We, we didn't know where we're going. We didn't know where they were taking us. We had no idea.

Did you talk at all?


Did you talk at all?

Oh yes. Yes, we talked. Some people died on the way there in the train too. There were dead people.

What did you do with the bodies on the train?

What they do?

What did you do when they died?

When they died they left 'em. They were here like this. I don't remember how many days we were going. I believe it was uh, like six days or something that the journey took place. So in the morning, they took all the bodies and they took 'em the one, they took 'em the one trailer whatever, and one trailer and they left 'em there on that trailer.
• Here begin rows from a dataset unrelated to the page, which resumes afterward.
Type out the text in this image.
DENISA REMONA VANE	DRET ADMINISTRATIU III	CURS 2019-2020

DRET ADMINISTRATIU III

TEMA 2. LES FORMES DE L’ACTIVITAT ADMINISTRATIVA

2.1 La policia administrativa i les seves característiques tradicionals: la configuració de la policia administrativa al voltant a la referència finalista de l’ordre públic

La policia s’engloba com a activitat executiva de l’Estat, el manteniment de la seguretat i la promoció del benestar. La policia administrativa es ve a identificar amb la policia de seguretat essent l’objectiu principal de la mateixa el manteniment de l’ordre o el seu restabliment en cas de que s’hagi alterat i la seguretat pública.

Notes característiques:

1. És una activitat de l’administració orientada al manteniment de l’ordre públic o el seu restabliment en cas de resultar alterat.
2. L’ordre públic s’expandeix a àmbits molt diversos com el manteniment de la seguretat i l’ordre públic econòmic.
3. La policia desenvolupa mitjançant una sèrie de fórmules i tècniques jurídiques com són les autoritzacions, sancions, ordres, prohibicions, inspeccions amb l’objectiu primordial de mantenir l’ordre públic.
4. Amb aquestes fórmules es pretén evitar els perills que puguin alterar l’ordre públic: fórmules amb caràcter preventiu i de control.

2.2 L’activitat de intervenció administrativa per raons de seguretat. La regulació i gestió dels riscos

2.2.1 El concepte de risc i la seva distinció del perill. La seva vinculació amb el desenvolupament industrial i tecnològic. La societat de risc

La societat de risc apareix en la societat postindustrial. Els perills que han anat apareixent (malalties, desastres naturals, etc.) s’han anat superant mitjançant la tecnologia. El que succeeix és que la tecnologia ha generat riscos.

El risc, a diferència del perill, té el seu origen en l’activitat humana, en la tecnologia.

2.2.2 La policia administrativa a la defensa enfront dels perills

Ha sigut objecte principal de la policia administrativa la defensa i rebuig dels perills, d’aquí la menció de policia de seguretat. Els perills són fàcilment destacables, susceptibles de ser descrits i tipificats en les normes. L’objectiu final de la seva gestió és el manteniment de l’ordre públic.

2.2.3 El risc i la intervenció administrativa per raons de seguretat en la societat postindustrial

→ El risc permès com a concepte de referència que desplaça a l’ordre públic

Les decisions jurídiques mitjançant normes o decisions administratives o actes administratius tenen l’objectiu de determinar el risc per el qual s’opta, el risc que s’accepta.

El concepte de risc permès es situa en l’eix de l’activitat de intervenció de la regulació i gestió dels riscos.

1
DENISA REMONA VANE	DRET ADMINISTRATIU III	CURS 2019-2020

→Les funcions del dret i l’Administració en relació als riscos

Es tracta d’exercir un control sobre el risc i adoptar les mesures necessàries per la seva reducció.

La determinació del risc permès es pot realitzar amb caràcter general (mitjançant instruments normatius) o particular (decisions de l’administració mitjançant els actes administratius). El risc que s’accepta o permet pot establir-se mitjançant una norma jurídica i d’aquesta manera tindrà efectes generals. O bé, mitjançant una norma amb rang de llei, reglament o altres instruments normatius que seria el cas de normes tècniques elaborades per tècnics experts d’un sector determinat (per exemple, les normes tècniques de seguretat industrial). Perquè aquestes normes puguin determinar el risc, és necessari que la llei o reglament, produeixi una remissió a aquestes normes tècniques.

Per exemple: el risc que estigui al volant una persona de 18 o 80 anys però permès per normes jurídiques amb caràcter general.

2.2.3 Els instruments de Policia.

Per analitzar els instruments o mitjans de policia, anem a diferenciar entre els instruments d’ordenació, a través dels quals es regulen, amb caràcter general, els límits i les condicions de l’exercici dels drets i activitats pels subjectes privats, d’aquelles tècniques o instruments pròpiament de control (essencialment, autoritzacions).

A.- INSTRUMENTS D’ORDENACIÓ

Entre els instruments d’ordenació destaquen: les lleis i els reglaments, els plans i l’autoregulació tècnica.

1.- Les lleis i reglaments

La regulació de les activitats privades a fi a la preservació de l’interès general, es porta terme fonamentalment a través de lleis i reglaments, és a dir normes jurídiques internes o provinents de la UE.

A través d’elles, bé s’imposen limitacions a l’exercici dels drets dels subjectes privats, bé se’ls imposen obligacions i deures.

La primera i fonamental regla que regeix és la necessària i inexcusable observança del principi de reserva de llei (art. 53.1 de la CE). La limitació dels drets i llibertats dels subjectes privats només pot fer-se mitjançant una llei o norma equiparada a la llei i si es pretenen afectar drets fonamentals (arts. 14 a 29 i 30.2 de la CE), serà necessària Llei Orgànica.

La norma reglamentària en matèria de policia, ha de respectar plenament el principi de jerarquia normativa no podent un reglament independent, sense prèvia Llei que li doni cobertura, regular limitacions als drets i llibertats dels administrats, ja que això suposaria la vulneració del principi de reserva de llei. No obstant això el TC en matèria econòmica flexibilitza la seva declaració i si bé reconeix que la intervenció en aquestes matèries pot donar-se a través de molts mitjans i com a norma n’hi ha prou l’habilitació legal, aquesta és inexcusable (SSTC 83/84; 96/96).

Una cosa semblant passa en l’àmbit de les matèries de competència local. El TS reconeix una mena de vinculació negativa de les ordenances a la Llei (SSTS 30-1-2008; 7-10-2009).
Did any, did any of your friends die?

Not on my eyes.

So none of the, none of the people who died on the train were close to you.

No, no, no.

Did you make friends, good friends?

Oh yes. Yes. Had a very, very good friends in Czenstochov. I made good friend in Gross Rosen the same guy. He was a tailor. And when they took me to work in the kitchen. So I used to steal--I used to eat whatever I could. And I used to steal some stuff and I used to bring it to that barrack there. I used to give him some food. And they used to search us. Sometimes they did and they sometimes they didn't. They searched, they used to give a few whips. I used to get a few whips, was taking out some food, what--food. Carrots and stuff like this. But it was uh, something, some nourishment, so.

You helped each other.

Oh sure.

Were there other examples of people helping each other?

Sure. There were.

Tell me some.

Everybody was looking out for himself to survive


...ev...first. But, you know, if somebody had uh, like I sai...had a surplus or something. I couldn't sell it or stuff like this, like when I, in Gross Rosen this guy from there I made friends with him from Czenstochov. And when we--in Gross Rosen we were together. So I used to bring him whatever I could. I used to bring him uh, like uh, when I had a opportunity in the kitchen, I brought him. I was working in the kitchen. I brought him some food if I could. That was the only thing I could help him. I couldn't help with anything else. There was no money there. That thing over there. When you came on the German soil, everything disappeared.